WASHINGTON -- If you care about politics and spend a fair amount of time online, odds are good that sometime between 5 p.m. and 7:30 p.m. Eastern time on Tuesday, you will encounter someone sharing leaked "exit poll" numbers that purport to tell you who will win various battleground states.
It may be tempting to assume the numbers will tell you who is going to win the presidential election.
They probably won't.
Hard as it may be, you should try to ignore them, at least until the polls close. And even then, take the underlying vote estimates with big grains of salt.
But let's first stipulate that once weighted to match the actual outcome, exit polls are an incredibly valuable resource. Conducted every two years by Edison Research for the National Election Pool partnership of ABC, CBS, CNN, Fox, NBC and the Associated Press, the exit polls are easily the best measure available of who voted for each candidate and why.
So it was for good reason that many political junkies expressed disappointment when news spread that the National Election Pool will only conduct complete exit polls in 31 states this year, down from the usual 50. In recent years, these surveys have become far more expensive, as the rise in early voting created the need for parallel telephone surveys to measure the preferences of early voters.

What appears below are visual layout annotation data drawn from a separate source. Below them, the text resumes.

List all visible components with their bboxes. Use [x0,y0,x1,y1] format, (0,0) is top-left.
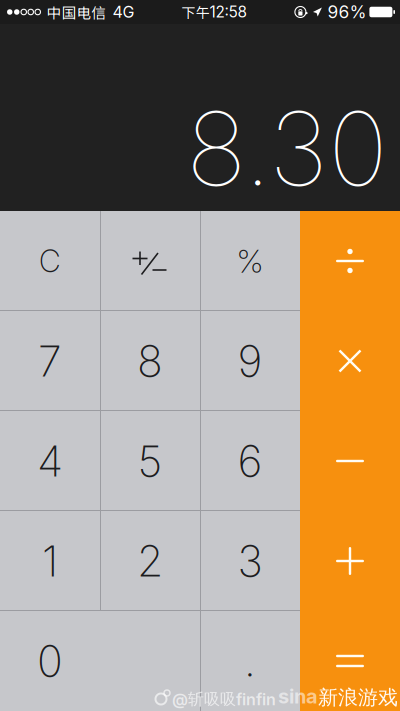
staticText: 1 [42,535,58,587]
staticText: 新浪游戏 [318,685,398,710]
button[interactable]: Multiply [300,311,400,411]
staticText: @斩吸吸finfin [172,689,276,709]
staticText: 3 [238,535,262,587]
staticText: 6 [238,435,262,487]
staticText: 0 [37,635,63,687]
button[interactable]: 7 [0,311,100,411]
button[interactable]: C [0,211,100,311]
button[interactable]: 9 [200,311,300,411]
staticText: 2 [137,535,163,587]
button[interactable]: 3 [200,511,300,611]
staticText: 4G [112,2,134,22]
button[interactable]: 6 [200,411,300,511]
button[interactable]: Add [300,511,400,611]
staticText: 8.30 [186,87,388,210]
button[interactable]: 8 [100,311,200,411]
button[interactable]: . [200,611,300,711]
button[interactable]: % [200,211,300,311]
staticText: . [244,635,256,687]
staticText: 9 [238,335,262,387]
button[interactable]: Equals [300,611,400,711]
staticText: 中国电信 [46,1,106,23]
button[interactable]: Toggle sign [100,211,200,311]
button[interactable]: 1 [0,511,100,611]
staticText: 下午 [181,2,209,22]
staticText: 12:58 [209,3,246,21]
staticText: C [39,242,61,280]
button[interactable]: 4 [0,411,100,511]
staticText: 5 [138,435,162,487]
button[interactable]: 5 [100,411,200,511]
button[interactable]: 2 [100,511,200,611]
staticText: 96% [327,2,366,22]
staticText: 7 [38,335,62,387]
staticText: sina [278,684,318,708]
button[interactable]: 0 [0,611,200,711]
button[interactable]: Divide [300,211,400,311]
staticText: 8 [137,335,163,387]
button[interactable]: Subtract [300,411,400,511]
staticText: % [236,242,264,280]
staticText: 4 [37,435,63,487]
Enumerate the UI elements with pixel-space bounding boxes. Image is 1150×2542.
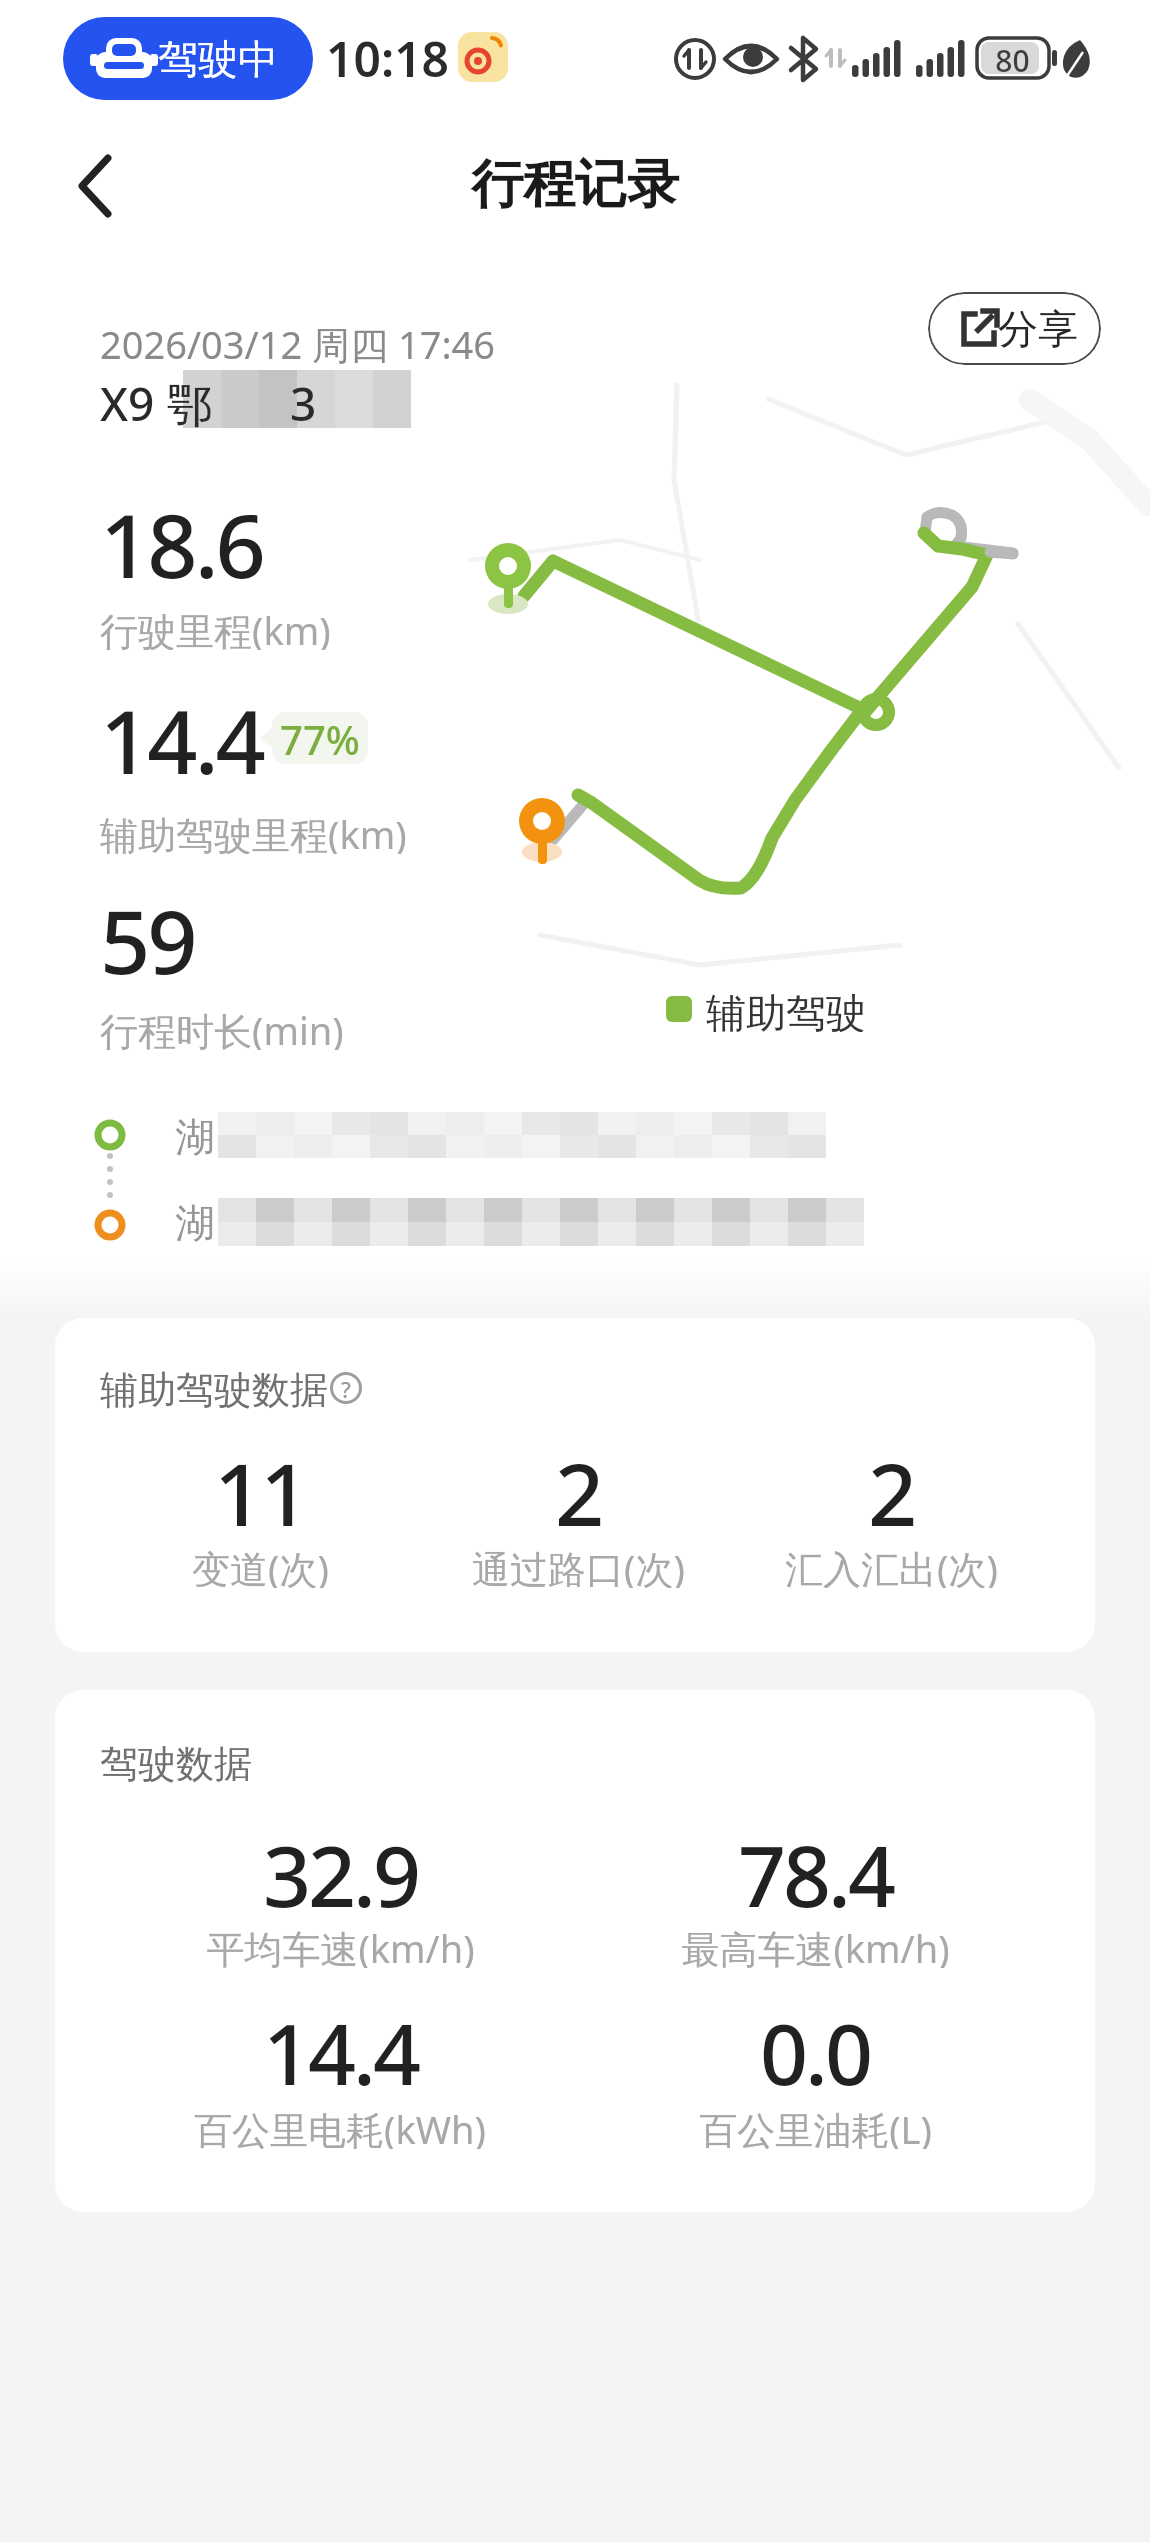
staticText: 汇入汇出(次) bbox=[785, 1542, 998, 1588]
staticText: 平均车速(km/h) bbox=[206, 1922, 475, 1968]
staticText: X9 鄂 bbox=[100, 372, 213, 428]
staticText: 11 bbox=[214, 1434, 307, 1551]
staticText: 77% bbox=[280, 712, 360, 764]
staticText: 14.4 bbox=[263, 1995, 418, 2109]
staticText: 辅助驾驶数据 bbox=[100, 1366, 328, 1410]
staticText: 0.0 bbox=[760, 1995, 870, 2109]
staticText: 2 bbox=[868, 1434, 915, 1551]
staticText: 百公里电耗(kWh) bbox=[194, 2103, 486, 2149]
staticText: 最高车速(km/h) bbox=[681, 1922, 950, 1968]
staticText: 14.4 bbox=[100, 680, 263, 800]
staticText: 2026/03/12 周四 17:46 bbox=[100, 318, 496, 364]
staticText: 变道(次) bbox=[192, 1542, 329, 1588]
staticText: 湖 bbox=[175, 1112, 215, 1158]
staticText: ? bbox=[341, 1374, 351, 1402]
staticText: 80 bbox=[995, 40, 1030, 78]
staticText: 行程时长(min) bbox=[100, 1004, 344, 1050]
staticText: 驾驶数据 bbox=[100, 1740, 252, 1784]
button[interactable] bbox=[60, 140, 140, 230]
staticText: 百公里油耗(L) bbox=[699, 2103, 932, 2149]
staticText: 行驶里程(km) bbox=[100, 604, 331, 650]
button[interactable] bbox=[63, 17, 313, 100]
staticText: 驾驶中 bbox=[158, 34, 278, 84]
staticText: 18.6 bbox=[100, 484, 263, 604]
staticText: 辅助驾驶里程(km) bbox=[100, 808, 407, 854]
staticText: 2 bbox=[555, 1434, 602, 1551]
staticText: 行程记录 bbox=[471, 152, 679, 218]
button[interactable] bbox=[928, 292, 1101, 365]
staticText: 湖 bbox=[175, 1198, 215, 1244]
staticText: 3 bbox=[290, 372, 317, 428]
staticText: 32.9 bbox=[263, 1817, 418, 1931]
staticText: 10:18 bbox=[326, 26, 450, 91]
staticText: 辅助驾驶 bbox=[706, 988, 866, 1032]
staticText: 分享 bbox=[998, 304, 1078, 354]
staticText: 通过路口(次) bbox=[472, 1542, 685, 1588]
staticText: 59 bbox=[100, 880, 195, 1000]
staticText: 78.4 bbox=[738, 1817, 893, 1931]
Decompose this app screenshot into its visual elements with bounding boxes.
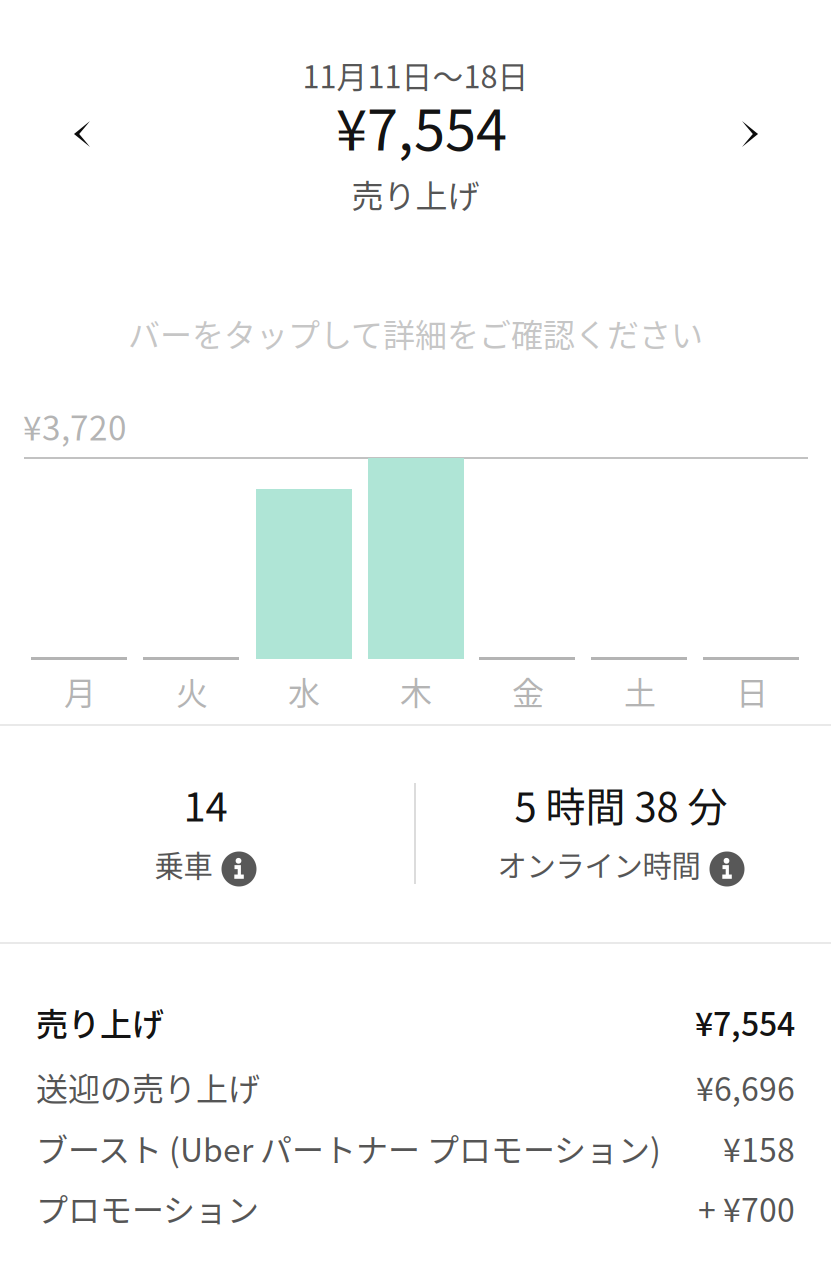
staticText: ¥7,554: [336, 86, 507, 167]
staticText: プロモーション: [36, 1185, 259, 1231]
button[interactable]: 乗車: [154, 846, 256, 882]
staticText: 14: [184, 775, 228, 833]
staticText: 月: [64, 668, 96, 714]
staticText: ¥3,720: [23, 402, 127, 450]
staticText: ¥6,696: [696, 1064, 795, 1110]
staticText: 火: [176, 668, 208, 714]
button[interactable]: 前の週: [46, 98, 118, 170]
staticText: 送迎の売り上げ: [36, 1064, 260, 1110]
staticText: 土: [624, 668, 656, 714]
staticText: 日: [736, 668, 768, 714]
staticText: 11月11日〜18日: [302, 53, 528, 97]
staticText: 売り上げ: [36, 999, 164, 1045]
button[interactable]: オンライン時間: [498, 846, 744, 882]
staticText: 売り上げ: [352, 171, 480, 217]
staticText: 木: [400, 668, 432, 714]
staticText: 乗車: [154, 843, 212, 885]
staticText: ¥158: [723, 1125, 795, 1171]
staticText: + ¥700: [698, 1185, 795, 1231]
staticText: 5 時間 38 分: [514, 775, 728, 833]
button[interactable]: 次の週: [714, 98, 786, 170]
staticText: ブースト (Uber パートナー プロモーション): [36, 1125, 661, 1171]
staticText: バーをタップして詳細をご確認ください: [128, 310, 703, 356]
staticText: 水: [288, 668, 320, 714]
staticText: オンライン時間: [498, 843, 700, 885]
staticText: 金: [512, 668, 544, 714]
staticText: ¥7,554: [695, 999, 795, 1045]
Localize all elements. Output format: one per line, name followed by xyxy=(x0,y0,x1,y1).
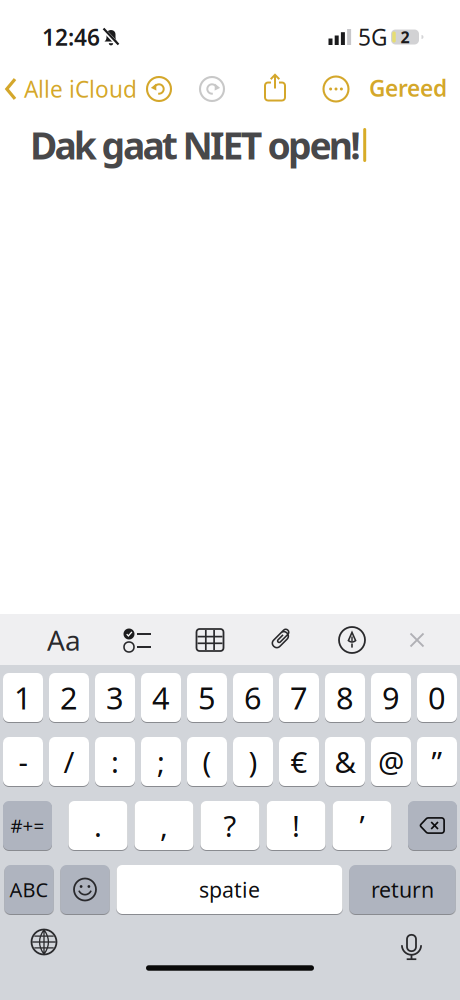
button[interactable]: 8 xyxy=(325,673,365,722)
button[interactable]: ABC xyxy=(4,865,54,914)
button[interactable]: ’ xyxy=(332,801,392,850)
staticText: Gereed xyxy=(369,73,447,103)
staticText: 6 xyxy=(244,677,262,718)
staticText: 3 xyxy=(106,677,124,718)
button[interactable]: return xyxy=(350,865,456,914)
staticText: 1 xyxy=(14,677,32,718)
button[interactable]: ; xyxy=(141,737,181,786)
button[interactable]: Redo xyxy=(200,77,224,101)
staticText: ) xyxy=(248,742,258,781)
button[interactable]: & xyxy=(325,737,365,786)
staticText: spatie xyxy=(199,875,260,904)
button[interactable]: Gereed xyxy=(369,73,447,103)
button[interactable]: 2 xyxy=(49,673,89,722)
button[interactable]: 6 xyxy=(233,673,273,722)
button[interactable]: Share xyxy=(264,74,286,102)
staticText: Aa xyxy=(47,621,81,659)
staticText: : xyxy=(111,742,119,781)
staticText: ; xyxy=(157,742,165,781)
button[interactable]: Delete xyxy=(408,801,457,850)
button[interactable]: Format xyxy=(47,621,81,659)
staticText: ? xyxy=(224,806,236,845)
button[interactable]: Table xyxy=(196,629,224,651)
button[interactable]: Dictate xyxy=(398,931,426,963)
button[interactable]: ! xyxy=(266,801,326,850)
staticText: 2 xyxy=(400,26,410,48)
button[interactable]: - xyxy=(3,737,43,786)
staticText: 2 xyxy=(60,677,78,718)
staticText: 0 xyxy=(428,677,446,718)
staticText: Dak gaat NIET open! xyxy=(30,120,361,170)
button[interactable]: : xyxy=(95,737,135,786)
button[interactable]: 1 xyxy=(3,673,43,722)
button[interactable]: @ xyxy=(371,737,411,786)
staticText: ’ xyxy=(360,806,364,845)
staticText: Alle iCloud xyxy=(24,74,137,104)
staticText: 5G xyxy=(358,22,388,52)
button[interactable]: ? xyxy=(200,801,260,850)
staticText: / xyxy=(64,742,74,781)
staticText: #+= xyxy=(10,813,44,838)
button[interactable]: Markup xyxy=(339,627,365,653)
staticText: - xyxy=(18,742,28,781)
staticText: ( xyxy=(202,742,212,781)
staticText: 8 xyxy=(336,677,354,718)
staticText: @ xyxy=(378,742,404,781)
button[interactable]: / xyxy=(49,737,89,786)
button[interactable]: #+= xyxy=(3,801,52,850)
staticText: 7 xyxy=(290,677,308,718)
button[interactable]: 5 xyxy=(187,673,227,722)
staticText: 5 xyxy=(198,677,216,718)
button[interactable]: 7 xyxy=(279,673,319,722)
staticText: , xyxy=(160,806,168,845)
button[interactable]: Attach xyxy=(267,628,293,652)
button[interactable]: , xyxy=(134,801,194,850)
button[interactable]: ” xyxy=(417,737,457,786)
staticText: 4 xyxy=(152,677,170,718)
staticText: € xyxy=(290,742,308,781)
button[interactable]: Dismiss keyboard xyxy=(410,632,424,648)
button[interactable]: Undo xyxy=(147,77,171,101)
staticText: & xyxy=(334,742,356,781)
button[interactable]: spatie xyxy=(116,865,342,914)
button[interactable]: 4 xyxy=(141,673,181,722)
staticText: ABC xyxy=(10,876,48,903)
staticText: return xyxy=(371,875,434,904)
button[interactable]: Next keyboard xyxy=(32,930,56,954)
button[interactable]: 9 xyxy=(371,673,411,722)
button[interactable]: Alle iCloud xyxy=(5,74,137,104)
staticText: ! xyxy=(292,806,300,845)
staticText: 12:46 xyxy=(42,22,100,52)
button[interactable]: € xyxy=(279,737,319,786)
staticText: 9 xyxy=(382,677,400,718)
button[interactable]: 0 xyxy=(417,673,457,722)
button[interactable]: Emoji xyxy=(60,865,110,914)
button[interactable]: . xyxy=(68,801,128,850)
button[interactable]: 3 xyxy=(95,673,135,722)
staticText: ” xyxy=(432,742,442,781)
button[interactable]: More xyxy=(324,76,348,102)
button[interactable]: ) xyxy=(233,737,273,786)
staticText: . xyxy=(94,806,102,845)
button[interactable]: ( xyxy=(187,737,227,786)
button[interactable]: Checklist xyxy=(122,627,152,653)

But as tools to predict the outcome of close races just before the polls close, they are blunt instruments at best. Here's why:
First, an exit poll is just a survey. Like other polls, it is subject to random sampling error, so differences of a few percentage points between the candidates in any given state sample are not terribly meaningful.
Second, the networks almost never "call" truly competitive races on exit poll results alone. The decision desk analysts require very high statistical confidence (at least 99.5 percent) before they will consider calling a winner (the ordinary "margin of error" on pre-election polls typically uses a 95 percent confidence level). They usually only achieve that confidence for relatively close races after the exit pollsters obtain the actual vote results from the randomly selected precincts at which interviews were completed (and from other larger random samples of precincts) and combine all of the data into some very sophisticated statistical models.
Even then, if the models project that the leading candidates are separated by just a few percentage points, as pre-election polls suggest they will be in all of the key battleground states, the networks will usually wait until nearly all votes are counted to project a winner.
Third, the initial results of the exit poll interviews have had frequent problems with non-response bias, a consistent discrepancy favoring the Democrats that has appeared to some degree in every presidential election since 1988. Usually the bias is small, but in 2004 it was just big enough to convince millions of Americans who saw the leaked results on the Internet that John Kerry would defeat George W. Bush. It didn't work out that way.
The resulting uproar led the networks, beginning in 2006, to hold back the data from their news media clients in a sealed quarantine room on Election Day until 5 p.m. Eastern time. The quarantine means that any numbers purporting to be "exit polls" before 5 p.m. are almost certainly bogus.
To try to minimize the potential errors, the networks often weight the first official tabulations they post on their websites to an estimate of the outcome (called the "composite") that combines responses to the exit poll interviews with the averages of pre-election polls (like those reported by HuffPost Pollster).
But that process is imperfect and does not remove either the random error or the initial statistical bias that often favors Democrats. Four years ago, on Pollster.com, we gathered all of the official tabulations posted as polls closed and extrapolated the underlying estimates of the outcome for each state. When later compared against the final vote counts in each state, we found that the initial estimates had overstated Barack Obama's margins by an average of 4.7 percentage points.
Does that mean that we can just subtract four or five points from Obama-minus-Romney margin and get a more precise estimate of the outcome? Nope. First, 4.7 was an average. The errors in individual states varied widely from 16-point overstatement on the margin favoring Obama to a 5.5-point error favoring John McCain, with misses spread across the spectrum in between.
Also, there is no guarantee that the 2008 errors will repeat at the same magnitude or that the exit pollsters have not made some adjustment this year to correct for past problem. Keep in mind that these issues do not lead to missed calls, both because the decision desk analysts are aware of them and because they have the ability to estimate and correct the errors in near-real time, as they systematically compare the incoming vote returns from the sampled precincts to the exit poll responses gathered from them.
Those of us seeing leaked data, however, see neither the running calculations of the precinct errors nor the levels of statistical confidence associated with the vote numbers. We see only precise-looking percentages and are oblivious to the potential for error.
As one pundit put it four years ago, the exit polls "have become crack cocaine for political junkies looking to score on Election Day." We would be better off, he said, if we relied on the exit polls for "their original purpose, explaining who did what and why, rather than trying to forecast what will be widely known anyway in just a few hours."